Czy Chalidow pod tym względem będzie drugim "Góralem"? Pytanie wokół wieku po wielokroć w ostatnim czasie padało w kontekście weterana mieszanych sztuk walki, a on swoimi decyzjami pokazywał, że chce się jeszcze "bawić" w poważny sport. I trudno odmówić mu charakteru, gdy decyduje się przyjąć wyzwanie i skonfrontować z przedstawicielem młodszej generacji, 29-letnim Adrianem Bartosińskim.
Nie ma żadnego przypadku w tym, że "Bartos", od kwietnia 2023 mistrz KSW w wadze półśredniej, uchodzi za zdecydowanego faworyta. Jest znacznie młodszy, dobrze wyszkolony, silny i zdrowszy od Chalidowa. Jednak to zestawienie jest nas swój sposób także frapujące, bo kibice zdają sobie sprawę, że wszechstronnie wyszkolonego i walczącego nieszablonowo 44-latka stać, aby napisać kolejny rozdział swojej imponującej historii.
W rozmowie ze sport.pl Chalidow poniekąd sam wywołał temat zakończenia kariery, a w gruncie rzeczy opowiedział, jak wyobraża sobie ten moment odejścia ze sportu. Od razu dopytany, czy walka z Bartosińskim nie będzie jego ostatnią, w zasadzie rozstrzygnął wszelkie wątpliwości.
- Mówię, że przede mną jedna, dwie, trzy walki, jak będzie mi się chciało. Ja już nic nie muszę... Robię to, bo czasami mam głód walki. Wilka zawsze ciągnie do lasu - odparł Mamed.

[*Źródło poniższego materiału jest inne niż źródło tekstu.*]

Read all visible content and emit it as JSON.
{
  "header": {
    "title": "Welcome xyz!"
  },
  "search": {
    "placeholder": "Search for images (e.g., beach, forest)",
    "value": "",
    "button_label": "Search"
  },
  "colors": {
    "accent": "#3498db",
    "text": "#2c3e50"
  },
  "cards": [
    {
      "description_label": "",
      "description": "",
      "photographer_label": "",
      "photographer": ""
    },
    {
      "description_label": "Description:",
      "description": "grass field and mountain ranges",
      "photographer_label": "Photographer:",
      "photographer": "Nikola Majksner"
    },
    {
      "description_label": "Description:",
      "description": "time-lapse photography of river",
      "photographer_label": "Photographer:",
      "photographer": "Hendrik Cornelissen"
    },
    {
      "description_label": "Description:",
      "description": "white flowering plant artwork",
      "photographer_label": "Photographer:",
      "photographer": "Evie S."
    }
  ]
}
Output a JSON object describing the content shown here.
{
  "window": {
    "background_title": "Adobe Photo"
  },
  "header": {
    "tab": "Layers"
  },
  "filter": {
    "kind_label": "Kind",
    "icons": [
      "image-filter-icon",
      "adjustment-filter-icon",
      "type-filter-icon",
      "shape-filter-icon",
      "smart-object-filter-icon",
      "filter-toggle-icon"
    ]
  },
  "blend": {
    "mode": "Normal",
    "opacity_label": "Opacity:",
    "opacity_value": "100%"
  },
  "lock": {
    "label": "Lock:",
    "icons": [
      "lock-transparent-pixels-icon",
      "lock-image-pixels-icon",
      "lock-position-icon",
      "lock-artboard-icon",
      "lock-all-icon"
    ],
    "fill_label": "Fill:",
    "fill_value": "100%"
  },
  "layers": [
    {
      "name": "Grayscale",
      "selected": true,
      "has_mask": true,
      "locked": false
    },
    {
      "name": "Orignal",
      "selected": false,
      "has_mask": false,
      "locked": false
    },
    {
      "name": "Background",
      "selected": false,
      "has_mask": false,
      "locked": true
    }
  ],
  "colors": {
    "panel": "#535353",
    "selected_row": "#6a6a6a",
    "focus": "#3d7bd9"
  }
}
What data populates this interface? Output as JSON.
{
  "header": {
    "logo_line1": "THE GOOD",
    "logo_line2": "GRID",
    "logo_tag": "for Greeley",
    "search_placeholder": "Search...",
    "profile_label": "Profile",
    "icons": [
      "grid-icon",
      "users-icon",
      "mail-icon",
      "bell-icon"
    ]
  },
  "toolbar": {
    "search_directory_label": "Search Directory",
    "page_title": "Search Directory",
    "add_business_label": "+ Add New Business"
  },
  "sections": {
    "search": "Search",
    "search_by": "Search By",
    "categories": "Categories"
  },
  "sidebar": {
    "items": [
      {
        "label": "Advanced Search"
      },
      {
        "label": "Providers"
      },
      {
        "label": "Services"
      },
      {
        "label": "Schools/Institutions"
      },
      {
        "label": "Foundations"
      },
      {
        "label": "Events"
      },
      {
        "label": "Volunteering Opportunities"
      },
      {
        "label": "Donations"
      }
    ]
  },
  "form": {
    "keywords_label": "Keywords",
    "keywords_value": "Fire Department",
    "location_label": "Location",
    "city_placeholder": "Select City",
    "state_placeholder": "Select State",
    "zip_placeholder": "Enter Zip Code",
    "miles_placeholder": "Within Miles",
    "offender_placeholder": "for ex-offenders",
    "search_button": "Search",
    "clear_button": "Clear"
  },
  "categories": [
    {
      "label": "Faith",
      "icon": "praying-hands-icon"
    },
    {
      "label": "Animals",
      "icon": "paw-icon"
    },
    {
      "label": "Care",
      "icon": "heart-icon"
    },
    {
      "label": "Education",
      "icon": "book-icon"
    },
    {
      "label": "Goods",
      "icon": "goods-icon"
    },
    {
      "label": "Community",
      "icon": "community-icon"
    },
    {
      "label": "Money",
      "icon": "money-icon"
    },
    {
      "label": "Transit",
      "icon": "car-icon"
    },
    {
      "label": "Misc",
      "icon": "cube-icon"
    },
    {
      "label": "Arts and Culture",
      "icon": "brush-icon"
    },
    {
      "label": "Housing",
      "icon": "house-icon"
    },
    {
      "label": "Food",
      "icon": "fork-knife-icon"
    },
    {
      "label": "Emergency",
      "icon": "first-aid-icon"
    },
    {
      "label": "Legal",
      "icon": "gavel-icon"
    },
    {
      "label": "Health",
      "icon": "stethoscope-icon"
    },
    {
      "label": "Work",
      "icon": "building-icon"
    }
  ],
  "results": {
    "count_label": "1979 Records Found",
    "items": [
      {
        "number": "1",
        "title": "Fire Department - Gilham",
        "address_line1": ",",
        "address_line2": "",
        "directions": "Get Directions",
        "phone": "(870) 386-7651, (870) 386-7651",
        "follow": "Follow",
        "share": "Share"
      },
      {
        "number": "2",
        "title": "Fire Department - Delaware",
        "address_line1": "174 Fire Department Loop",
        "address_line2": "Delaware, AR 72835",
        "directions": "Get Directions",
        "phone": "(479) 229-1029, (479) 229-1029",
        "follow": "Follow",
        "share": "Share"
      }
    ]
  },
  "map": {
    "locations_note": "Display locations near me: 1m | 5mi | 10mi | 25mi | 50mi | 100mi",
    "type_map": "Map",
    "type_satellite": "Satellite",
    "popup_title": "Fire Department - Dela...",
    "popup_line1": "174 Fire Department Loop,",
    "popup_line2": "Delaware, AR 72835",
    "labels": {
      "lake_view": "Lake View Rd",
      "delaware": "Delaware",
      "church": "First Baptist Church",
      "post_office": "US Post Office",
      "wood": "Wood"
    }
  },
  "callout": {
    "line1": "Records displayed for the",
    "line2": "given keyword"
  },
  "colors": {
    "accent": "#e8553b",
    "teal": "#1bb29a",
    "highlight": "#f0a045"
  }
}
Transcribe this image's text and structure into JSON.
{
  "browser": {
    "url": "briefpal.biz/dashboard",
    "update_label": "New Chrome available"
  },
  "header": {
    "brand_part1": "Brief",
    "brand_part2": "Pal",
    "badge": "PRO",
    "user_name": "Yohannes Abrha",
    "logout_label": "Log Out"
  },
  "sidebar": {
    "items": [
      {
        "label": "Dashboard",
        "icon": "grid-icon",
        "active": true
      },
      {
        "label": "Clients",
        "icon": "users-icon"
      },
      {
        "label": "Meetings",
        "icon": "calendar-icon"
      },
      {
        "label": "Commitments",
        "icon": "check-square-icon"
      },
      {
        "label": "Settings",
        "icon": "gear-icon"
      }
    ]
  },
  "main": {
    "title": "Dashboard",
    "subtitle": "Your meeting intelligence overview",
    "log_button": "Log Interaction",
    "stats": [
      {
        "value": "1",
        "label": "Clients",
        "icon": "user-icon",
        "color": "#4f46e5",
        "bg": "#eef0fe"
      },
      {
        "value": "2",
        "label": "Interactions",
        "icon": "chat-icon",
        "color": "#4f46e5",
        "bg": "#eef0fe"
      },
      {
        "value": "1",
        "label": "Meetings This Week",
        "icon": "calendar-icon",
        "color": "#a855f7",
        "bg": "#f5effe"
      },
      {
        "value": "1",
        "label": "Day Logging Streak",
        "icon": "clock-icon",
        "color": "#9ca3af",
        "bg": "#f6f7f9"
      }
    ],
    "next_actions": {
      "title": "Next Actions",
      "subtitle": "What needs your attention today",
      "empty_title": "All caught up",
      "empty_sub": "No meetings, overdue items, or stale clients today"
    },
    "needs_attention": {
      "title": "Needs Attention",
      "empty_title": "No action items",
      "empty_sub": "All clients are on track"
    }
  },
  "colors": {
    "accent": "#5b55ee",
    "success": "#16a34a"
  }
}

To znaczy, że jeśli znów nie dojdzie do powtórki, gdy miał obrzydzenie do tego sportu, raczej wciąż snuje ambitne plany.
Rozmowa miała jeszcze jeden, interesujący wątek, który może dać do myślenia osobom z otoczenia Bartosińskiego, a przede wszystkim może najbardziej samemu sobotniemu przeciwnikowi. Otóż Chalidow najpierw odniósł się do słów "Bartosa", który stwierdził, że styl Mameda jest pod niego skrojony, bowiem uderza z kontry na wstecznym, co jest mu na rękę.
Chalidow dość oględnie odparł, że to nie jest żadna tajemnica, dodając jednak, że nie jest typowym strikerem. A spore ziarno niepewności zasiał kolejną odpowiedzią, gdy przywołana została jego walka z Mariuszem Pudzianowskim, w której potrafił podnieść dużo cięższego rywala, a następnie go obalił.
- Każdy myślał, że ja będę w tej walce uciekał. A ja powiedziałem, że będę stał i będę się bił. I tak było. Bartosiński też myśli, że ja będę uciekał - tajemniczo odrzekł Chalidow. To może oznaczać, że na Bartosińskiego będą zastawione "miny" w klatce.